Here is the bathroom attached to it:

another bathroom with giant tub
Image via Zillow

Again, awful tile, awful color pairing, awful boring white everywhere. See how the space is losing power and beauty instead of gaining it with every renovation? Doesn't that depress you?

There are many more of these bedrooms with en suite baths, but we don't have time to go through all of them. Here is another kitchen that exists for some reason:

industrial kitchen
Image via Zillow

Seeing this space, which is clearly industrial, and made for working, I realize that the problem with the kitchen upstairs is that the house doesn't quite know what it wants to be. If it's a bed & breakfast with a cool restaurant and a visiting chef on the first floor, what is currently the kitchen should be a check-in desk and host stand, and the cooking should happen down here. That seems like the most reasonable and exciting way to use this space to me.

But if this is to be a single family home, I think the instinct on display is that you cannot force people to only cook down here in the industrial kitchen. And that is where people are wrong. On account of my affiliation with the No More Great Rooms lobby, I am forced to remind everyone that we do not all need to be in the same shared space all the time. It is fine to let a beautiful room remain beautiful and not shove a kitchen into it. This is a great working kitchen. That is a gift in itself.

I've had enough! Let's go poke around outside:

outdoor garden
Image via Zillow

Ooooh. A garden. Stations of the Cross core. I love that this is walled off. As a child I loved The Secret Garden, so of course I want to cover that gate in ivy immediately. But otherwise this is very cute and I like it. Let's see what else we can find!

Oh! Here's the whole church house! It really is lovely! We could use that patio out front for outside seating. If this were a cool boutique hotel with a chef, I would want to visit it for sure, but I'm not sure that I want to live there.

drone shot of church
Image via Zillow

But wait a second... what's that?

Could it be?

Oh my god!

hot tub on top of church
Image via Zillow

It's a rooftop hot tub!

Guess what?
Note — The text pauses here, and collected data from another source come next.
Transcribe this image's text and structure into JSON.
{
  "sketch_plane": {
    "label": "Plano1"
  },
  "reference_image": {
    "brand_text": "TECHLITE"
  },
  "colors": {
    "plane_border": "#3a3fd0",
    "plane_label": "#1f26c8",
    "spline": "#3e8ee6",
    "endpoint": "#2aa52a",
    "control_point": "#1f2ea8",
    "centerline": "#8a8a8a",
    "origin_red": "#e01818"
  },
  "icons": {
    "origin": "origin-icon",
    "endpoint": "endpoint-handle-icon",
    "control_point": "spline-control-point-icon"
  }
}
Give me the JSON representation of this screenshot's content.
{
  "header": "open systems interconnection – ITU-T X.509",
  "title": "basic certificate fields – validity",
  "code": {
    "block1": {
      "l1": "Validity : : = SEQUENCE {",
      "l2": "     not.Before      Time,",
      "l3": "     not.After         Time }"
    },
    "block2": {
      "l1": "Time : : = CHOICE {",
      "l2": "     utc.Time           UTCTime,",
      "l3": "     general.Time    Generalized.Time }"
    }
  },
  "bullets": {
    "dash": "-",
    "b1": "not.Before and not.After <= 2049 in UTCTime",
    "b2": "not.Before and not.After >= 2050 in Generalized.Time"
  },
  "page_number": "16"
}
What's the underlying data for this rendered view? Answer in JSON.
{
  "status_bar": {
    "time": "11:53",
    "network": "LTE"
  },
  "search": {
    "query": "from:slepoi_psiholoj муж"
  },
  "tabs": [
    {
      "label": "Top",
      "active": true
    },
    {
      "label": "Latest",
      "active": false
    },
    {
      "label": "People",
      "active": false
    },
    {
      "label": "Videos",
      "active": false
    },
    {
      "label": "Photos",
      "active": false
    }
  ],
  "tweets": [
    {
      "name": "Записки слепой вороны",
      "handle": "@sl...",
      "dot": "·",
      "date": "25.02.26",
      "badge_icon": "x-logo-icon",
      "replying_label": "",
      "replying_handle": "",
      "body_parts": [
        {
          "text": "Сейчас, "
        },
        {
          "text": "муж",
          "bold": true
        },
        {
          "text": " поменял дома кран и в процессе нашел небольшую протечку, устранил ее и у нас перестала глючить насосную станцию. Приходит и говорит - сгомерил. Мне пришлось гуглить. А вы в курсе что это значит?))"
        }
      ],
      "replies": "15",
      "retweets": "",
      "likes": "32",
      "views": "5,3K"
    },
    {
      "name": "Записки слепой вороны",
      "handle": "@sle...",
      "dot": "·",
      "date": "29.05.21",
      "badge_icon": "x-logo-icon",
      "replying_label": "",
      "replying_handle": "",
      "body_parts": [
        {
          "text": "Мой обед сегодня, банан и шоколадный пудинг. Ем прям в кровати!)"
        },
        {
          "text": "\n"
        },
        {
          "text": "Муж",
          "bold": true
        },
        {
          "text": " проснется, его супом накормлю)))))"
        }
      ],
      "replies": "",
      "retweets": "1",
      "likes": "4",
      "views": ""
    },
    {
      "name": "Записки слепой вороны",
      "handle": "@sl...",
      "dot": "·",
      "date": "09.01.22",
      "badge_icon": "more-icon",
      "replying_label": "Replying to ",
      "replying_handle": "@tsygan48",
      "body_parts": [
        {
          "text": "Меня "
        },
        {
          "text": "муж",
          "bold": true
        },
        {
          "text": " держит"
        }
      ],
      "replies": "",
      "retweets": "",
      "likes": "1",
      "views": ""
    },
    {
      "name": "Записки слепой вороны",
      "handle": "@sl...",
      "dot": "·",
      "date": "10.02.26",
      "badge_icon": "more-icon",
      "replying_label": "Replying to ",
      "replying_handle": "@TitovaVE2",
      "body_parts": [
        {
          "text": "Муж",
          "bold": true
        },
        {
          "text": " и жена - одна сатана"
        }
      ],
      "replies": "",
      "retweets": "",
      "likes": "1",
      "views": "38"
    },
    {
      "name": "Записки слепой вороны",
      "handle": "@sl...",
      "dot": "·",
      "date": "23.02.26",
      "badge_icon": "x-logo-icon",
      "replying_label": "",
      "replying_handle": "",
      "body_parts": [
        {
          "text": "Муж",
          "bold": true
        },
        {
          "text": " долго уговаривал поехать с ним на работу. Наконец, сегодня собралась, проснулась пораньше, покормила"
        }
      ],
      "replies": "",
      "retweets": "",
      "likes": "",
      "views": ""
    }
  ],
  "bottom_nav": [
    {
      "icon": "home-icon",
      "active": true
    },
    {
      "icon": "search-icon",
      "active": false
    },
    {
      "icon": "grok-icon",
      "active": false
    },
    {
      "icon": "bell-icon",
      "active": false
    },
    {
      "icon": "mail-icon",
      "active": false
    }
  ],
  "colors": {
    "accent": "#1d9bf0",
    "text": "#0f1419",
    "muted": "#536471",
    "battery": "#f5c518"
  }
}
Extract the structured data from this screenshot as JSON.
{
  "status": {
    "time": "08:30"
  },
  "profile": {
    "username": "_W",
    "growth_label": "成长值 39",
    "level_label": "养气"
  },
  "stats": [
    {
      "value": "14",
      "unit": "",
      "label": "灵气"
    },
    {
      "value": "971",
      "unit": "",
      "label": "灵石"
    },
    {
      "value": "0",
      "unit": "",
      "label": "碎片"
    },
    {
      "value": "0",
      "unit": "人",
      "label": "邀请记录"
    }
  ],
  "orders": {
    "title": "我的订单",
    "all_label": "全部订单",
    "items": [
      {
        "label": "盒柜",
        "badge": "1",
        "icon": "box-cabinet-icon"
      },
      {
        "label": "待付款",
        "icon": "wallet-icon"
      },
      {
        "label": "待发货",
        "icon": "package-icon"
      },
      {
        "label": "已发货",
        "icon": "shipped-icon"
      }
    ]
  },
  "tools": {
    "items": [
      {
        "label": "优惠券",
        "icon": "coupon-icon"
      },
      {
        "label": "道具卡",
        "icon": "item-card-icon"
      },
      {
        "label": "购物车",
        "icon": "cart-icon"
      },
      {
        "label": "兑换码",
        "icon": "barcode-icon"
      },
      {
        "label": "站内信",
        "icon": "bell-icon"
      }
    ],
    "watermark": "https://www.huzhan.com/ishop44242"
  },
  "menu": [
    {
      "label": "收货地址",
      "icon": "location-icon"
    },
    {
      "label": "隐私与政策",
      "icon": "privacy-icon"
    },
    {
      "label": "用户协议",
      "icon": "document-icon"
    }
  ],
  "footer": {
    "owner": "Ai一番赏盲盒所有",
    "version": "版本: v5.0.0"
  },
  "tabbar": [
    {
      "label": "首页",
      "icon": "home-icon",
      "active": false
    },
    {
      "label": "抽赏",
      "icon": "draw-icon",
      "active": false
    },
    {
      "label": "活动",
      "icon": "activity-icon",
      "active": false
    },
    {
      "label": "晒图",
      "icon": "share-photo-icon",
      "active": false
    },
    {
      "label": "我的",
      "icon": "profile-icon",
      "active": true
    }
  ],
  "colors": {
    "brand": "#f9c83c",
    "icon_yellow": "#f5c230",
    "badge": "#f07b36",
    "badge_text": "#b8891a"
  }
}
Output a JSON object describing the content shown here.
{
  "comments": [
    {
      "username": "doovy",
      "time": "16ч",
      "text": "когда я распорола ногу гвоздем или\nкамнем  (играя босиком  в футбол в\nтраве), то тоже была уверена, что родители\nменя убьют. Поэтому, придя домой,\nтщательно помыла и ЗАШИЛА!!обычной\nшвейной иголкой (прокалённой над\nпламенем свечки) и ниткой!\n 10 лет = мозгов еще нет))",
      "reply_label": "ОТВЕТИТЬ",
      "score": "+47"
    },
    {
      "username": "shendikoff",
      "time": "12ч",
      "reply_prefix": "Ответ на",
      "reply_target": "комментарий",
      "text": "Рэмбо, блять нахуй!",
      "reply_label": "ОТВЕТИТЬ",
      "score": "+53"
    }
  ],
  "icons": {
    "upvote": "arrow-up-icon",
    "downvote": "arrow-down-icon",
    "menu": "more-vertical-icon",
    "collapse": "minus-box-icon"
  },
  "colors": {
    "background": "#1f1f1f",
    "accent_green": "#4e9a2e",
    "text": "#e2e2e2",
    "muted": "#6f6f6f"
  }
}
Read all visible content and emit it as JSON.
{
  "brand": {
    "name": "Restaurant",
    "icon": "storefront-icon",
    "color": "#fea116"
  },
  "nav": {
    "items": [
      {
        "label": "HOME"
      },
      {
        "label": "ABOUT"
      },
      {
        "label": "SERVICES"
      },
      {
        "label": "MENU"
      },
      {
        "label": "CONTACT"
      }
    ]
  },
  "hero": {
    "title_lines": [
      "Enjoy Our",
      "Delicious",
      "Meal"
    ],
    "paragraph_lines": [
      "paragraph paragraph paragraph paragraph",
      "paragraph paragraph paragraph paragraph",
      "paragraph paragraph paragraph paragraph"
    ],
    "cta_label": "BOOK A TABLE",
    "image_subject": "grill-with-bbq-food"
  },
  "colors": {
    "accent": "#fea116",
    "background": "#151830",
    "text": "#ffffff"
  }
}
I am recently hot-tub pilled, so I love it. Imagining watching the sunset up there with my little cocktail, on the top of my beautiful church house which has problems that I can fix. It feels nice.

This week's house has been listed on Zillow for $1.2 million for 16 days. If you buy this house, please invite me for the weekend. I want to be in the hot tub.

Thank you to everyone who sent in houses while I was too busy doing the podcast to do Zillowing Out. I am looking at them slowly, I promise.